The UAE is aiming at more infrastructure investment in its less developed northern emirates and creating more jobs for nationals this year, its economy minister said on Monday.
The UAE, which has escaped social unrest unlike nearby Bahrain, Oman and Yemen, promised in March to spend $1.6 billion on electricity and water networks in northern emirates, which are a sharp contrast to oil-rich Abu Dhabi and trade hub Dubai.
Asked if the government plans additional measures in the north, Economy Minister Sultan bin Saeed al-Mansouri said: “Of course. There is real focus on really creating projects in the Fujairah, Ras al-Khaimah, Ajman, Umm al-Quwain area.”
He did not give details when speaking to reporters on the sidelines of a conference in Dubai but said creating new jobs for locals was also in focus.
“The government is very keen to move on with creating jobs for all of the UAE nationals… In different sectors we need to do something, more and more nationalisation,” he said.
Pampered by petrodollars, the UAE’s relatively small local population enjoys one of the world’s highest incomes per capita, at over $47,000.
However, expatriates and Asian workers account for most of the labour force in the second largest Arab economy.
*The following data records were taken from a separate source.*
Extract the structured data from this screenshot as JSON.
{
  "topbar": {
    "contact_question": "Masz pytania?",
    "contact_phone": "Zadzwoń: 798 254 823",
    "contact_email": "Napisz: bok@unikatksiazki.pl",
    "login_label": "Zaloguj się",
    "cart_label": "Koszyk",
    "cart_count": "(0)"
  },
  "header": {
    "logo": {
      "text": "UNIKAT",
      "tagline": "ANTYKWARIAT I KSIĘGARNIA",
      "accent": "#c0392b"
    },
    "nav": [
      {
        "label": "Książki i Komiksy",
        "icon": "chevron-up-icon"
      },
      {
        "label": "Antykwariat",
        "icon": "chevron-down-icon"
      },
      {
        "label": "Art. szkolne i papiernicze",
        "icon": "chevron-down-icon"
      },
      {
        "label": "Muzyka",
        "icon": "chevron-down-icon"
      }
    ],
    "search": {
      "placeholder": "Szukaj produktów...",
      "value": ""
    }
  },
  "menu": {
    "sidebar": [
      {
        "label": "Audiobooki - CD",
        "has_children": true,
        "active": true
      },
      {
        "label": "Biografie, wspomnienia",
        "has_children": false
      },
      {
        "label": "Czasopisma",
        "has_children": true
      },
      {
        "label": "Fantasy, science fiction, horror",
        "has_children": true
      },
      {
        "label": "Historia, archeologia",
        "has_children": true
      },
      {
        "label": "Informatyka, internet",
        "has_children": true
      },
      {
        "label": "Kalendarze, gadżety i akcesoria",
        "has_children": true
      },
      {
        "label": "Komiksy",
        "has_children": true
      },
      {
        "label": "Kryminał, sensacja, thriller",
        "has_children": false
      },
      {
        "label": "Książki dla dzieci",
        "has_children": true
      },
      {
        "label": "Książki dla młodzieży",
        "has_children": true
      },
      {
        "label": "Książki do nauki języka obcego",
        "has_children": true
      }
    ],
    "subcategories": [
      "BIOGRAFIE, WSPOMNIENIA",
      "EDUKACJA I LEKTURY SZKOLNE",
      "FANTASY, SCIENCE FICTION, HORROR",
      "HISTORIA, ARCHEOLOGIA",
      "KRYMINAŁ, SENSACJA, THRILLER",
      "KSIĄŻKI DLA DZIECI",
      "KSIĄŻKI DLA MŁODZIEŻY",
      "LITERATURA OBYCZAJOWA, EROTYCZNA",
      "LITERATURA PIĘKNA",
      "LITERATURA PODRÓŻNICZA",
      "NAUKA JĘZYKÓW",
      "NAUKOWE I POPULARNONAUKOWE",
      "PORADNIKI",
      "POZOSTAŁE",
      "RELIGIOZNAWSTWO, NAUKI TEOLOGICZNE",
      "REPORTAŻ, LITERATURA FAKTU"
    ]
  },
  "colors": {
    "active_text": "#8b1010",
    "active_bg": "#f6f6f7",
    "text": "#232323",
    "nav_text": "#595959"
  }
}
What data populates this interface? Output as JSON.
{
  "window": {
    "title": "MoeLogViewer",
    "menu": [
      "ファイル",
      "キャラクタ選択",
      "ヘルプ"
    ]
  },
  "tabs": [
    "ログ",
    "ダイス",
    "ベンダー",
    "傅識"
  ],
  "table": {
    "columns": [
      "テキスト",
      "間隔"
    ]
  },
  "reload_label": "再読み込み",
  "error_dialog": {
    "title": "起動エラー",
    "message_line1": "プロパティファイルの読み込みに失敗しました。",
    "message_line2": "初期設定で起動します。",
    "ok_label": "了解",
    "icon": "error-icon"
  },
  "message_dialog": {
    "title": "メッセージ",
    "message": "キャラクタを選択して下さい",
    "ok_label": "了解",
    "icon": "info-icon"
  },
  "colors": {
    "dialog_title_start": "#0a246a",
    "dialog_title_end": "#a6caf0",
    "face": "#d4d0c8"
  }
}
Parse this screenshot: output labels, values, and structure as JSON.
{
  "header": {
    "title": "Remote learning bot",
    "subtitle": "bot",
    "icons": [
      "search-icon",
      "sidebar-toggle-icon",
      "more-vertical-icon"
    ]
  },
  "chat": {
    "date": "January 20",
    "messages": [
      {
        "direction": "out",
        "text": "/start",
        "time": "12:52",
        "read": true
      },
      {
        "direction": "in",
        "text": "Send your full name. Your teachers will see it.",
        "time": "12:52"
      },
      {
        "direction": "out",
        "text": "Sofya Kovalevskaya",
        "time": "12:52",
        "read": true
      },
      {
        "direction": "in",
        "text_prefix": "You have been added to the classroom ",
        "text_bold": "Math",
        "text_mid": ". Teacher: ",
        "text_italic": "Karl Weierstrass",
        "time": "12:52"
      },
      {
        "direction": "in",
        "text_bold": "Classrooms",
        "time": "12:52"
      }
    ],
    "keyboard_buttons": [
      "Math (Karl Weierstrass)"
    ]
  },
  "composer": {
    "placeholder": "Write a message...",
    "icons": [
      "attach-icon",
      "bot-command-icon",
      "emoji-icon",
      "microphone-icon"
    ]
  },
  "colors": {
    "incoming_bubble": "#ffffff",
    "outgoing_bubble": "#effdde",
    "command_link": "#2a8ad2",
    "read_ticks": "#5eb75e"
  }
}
Worried by the spreading turmoil, the government has urged retailers to keep a lid on basic commodity prices, unveiled rice and bread subsidies and raised military pensions by 70 percent.
Potential unrest would most likely come from five northern emirates with the 2009 unemployment rate among locals estimated at as much as 20.6 percent in Fujairah, well above the national average of 14 percent, a government labour survey showed.
Ras al-Khaimah, one of the northern emirates, has seen small protests in past years but they were quickly crushed by Abu Dhabi security forces. The emirate sits on the Strait of Hormuz, through which 40 percent of the world’s seaborne oil passes.